Consider the generative model for linear regression w.r.t. the true parameter $w^* \in S^{d-1}$ $$y=Xw^*+e$$ with i.i.d. Gaussian error $e \sim N(0, \sigma^2I_n)$. Let $X \in \mathbb{R}^{n\times d}$ is full column rank, using normal equation, $$\hat{w}=(X^\intercal X)^{-1}X^\intercal y=(X^\intercal X)^{-1}X^\intercal (Xw^*+e)=w^*+(X^\intercal X)^{-1}X^\intercal e$$.

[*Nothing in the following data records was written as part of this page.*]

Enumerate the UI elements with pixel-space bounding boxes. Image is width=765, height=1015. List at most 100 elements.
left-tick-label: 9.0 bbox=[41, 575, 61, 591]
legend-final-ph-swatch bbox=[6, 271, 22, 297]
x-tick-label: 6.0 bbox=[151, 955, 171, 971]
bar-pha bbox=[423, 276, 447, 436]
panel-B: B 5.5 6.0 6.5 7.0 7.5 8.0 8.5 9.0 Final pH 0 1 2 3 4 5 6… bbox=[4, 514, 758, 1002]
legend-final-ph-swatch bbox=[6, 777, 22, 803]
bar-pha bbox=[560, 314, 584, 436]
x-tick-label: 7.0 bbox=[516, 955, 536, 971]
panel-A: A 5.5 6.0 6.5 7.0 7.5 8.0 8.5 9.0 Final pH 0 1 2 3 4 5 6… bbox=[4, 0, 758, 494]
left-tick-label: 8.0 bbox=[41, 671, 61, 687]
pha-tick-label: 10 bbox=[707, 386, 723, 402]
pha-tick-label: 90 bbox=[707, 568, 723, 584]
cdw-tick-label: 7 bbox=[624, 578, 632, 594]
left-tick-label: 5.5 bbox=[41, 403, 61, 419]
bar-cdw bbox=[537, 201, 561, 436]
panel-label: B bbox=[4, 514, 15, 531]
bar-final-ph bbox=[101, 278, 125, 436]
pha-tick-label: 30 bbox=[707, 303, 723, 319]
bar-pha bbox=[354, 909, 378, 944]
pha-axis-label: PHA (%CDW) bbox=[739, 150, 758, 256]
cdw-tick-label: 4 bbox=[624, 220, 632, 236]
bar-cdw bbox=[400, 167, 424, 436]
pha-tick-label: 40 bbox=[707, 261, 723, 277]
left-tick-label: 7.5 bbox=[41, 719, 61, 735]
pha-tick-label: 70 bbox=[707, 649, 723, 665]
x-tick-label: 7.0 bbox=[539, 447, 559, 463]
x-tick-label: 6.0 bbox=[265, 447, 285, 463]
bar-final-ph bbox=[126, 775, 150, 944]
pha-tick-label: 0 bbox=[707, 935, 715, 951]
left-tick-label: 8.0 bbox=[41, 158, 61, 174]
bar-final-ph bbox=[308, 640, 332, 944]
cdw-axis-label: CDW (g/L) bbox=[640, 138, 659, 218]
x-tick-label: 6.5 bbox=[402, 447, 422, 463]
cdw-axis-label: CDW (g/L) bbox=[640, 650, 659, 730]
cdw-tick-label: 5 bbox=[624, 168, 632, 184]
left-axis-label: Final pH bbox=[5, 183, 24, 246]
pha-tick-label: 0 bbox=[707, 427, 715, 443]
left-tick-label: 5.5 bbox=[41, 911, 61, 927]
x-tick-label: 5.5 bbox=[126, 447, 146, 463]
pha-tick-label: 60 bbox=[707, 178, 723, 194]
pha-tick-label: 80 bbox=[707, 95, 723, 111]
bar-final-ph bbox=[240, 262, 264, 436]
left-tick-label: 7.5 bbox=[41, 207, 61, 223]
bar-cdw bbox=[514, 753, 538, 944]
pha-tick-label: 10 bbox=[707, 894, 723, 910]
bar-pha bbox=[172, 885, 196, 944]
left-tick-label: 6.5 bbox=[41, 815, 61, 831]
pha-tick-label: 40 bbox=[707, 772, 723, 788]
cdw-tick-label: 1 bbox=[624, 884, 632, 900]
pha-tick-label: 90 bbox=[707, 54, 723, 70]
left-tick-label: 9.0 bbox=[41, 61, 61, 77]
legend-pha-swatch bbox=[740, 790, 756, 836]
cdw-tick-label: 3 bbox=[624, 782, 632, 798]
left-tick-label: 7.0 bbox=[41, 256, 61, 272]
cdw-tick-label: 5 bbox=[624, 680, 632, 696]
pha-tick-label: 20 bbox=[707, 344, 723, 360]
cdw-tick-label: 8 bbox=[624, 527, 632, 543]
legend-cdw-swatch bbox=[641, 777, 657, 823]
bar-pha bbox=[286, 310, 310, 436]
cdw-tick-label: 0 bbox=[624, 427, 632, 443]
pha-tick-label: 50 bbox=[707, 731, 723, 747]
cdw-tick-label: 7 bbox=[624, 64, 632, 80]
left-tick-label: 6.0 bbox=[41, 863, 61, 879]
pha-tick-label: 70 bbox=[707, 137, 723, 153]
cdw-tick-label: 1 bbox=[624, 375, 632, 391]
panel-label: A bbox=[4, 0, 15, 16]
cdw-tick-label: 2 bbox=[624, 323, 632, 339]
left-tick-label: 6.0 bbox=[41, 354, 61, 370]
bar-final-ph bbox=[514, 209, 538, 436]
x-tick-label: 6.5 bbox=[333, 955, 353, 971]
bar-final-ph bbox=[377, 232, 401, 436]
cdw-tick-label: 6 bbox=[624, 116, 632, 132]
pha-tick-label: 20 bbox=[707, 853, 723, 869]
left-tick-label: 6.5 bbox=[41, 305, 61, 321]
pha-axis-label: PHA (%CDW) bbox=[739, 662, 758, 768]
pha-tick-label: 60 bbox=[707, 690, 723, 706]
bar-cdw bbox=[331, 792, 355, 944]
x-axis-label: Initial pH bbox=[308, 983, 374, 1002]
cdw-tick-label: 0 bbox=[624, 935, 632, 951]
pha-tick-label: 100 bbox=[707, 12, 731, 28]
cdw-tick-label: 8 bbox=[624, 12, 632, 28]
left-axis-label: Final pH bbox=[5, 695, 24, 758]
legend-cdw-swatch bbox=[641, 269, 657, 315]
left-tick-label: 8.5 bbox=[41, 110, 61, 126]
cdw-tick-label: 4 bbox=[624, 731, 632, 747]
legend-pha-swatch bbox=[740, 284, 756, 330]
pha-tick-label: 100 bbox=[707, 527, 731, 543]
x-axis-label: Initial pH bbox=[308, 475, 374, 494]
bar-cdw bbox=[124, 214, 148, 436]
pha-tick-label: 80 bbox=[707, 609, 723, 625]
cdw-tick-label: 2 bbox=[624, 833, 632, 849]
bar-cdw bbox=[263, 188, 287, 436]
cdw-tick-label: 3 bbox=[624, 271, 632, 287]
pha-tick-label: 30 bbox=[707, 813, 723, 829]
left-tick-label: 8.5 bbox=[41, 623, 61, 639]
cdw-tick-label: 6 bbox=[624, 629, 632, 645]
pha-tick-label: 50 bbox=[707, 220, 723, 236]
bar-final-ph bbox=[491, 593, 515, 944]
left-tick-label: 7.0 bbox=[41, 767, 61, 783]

Consider the SVD of $\quad X=U\Sigma V^\intercal, \quad U \in \mathbb{R}^{n \times d},\quad V \in \mathbb{R}^{d \times d}, \quad \Sigma = diag(\sigma_1,\sigma_2, \cdots, \sigma_d)\in \mathbb{R}^{d \times d}$
Since, $$ ||\hat{w} - w^*||_2=||(X^\intercal X)^{-1}X^\intercal e||_2=||V\Sigma ^{-1} U^\intercal e||_2=||\Sigma ^{-1} U^\intercal e||_2$$ We have, $$ \mathbb{E}_{e}||\hat{w} -w^*||_2^2 =\mathbb{E}_{e} ||\Sigma^{-1} U^\intercal e||_2^2 = \mathbb{E}_{e} [Tr[e^\intercal U\Sigma^{-2} U^\intercal e] ]= \mathbb{E}_{e} [Tr[ \Sigma^{-2} U^\intercal ee^\intercal U] ]\\ = Tr[ \Sigma^{-2} U^\intercal \mathbb{E}_{e} [ee^\intercal] U] =Tr[ \Sigma^{-2} U^\intercal U] =Tr[ \Sigma^{-2}]= \sum_{i=1}^{d}\frac{1}{\sigma_i^2}=||X^\dagger||_F^2$$
Assume, elements of X are sampled iid from $ N(0,1)$. Results from "High Dimensional Probability by Roman Vershynin" gives $\sigma_1(X) \sim \sqrt{n}+\sqrt{d}$ and $\sigma_d\sim \sqrt{n}-\sqrt{d}$, so that $||X^\dagger||_F \leq \sigma_{\max}(X^\dagger)\sqrt{d}=\frac{ \sqrt{d}}{\sigma_d}=\frac{\sqrt{d}}{\sqrt{n}-\sqrt{d}}$. However I want to prove a stronger result, $\mathbb{E}_{X,e}||\hat{w} - w^*||_2 \leq O (\sigma \sqrt{\frac{d}{n}})$, please help.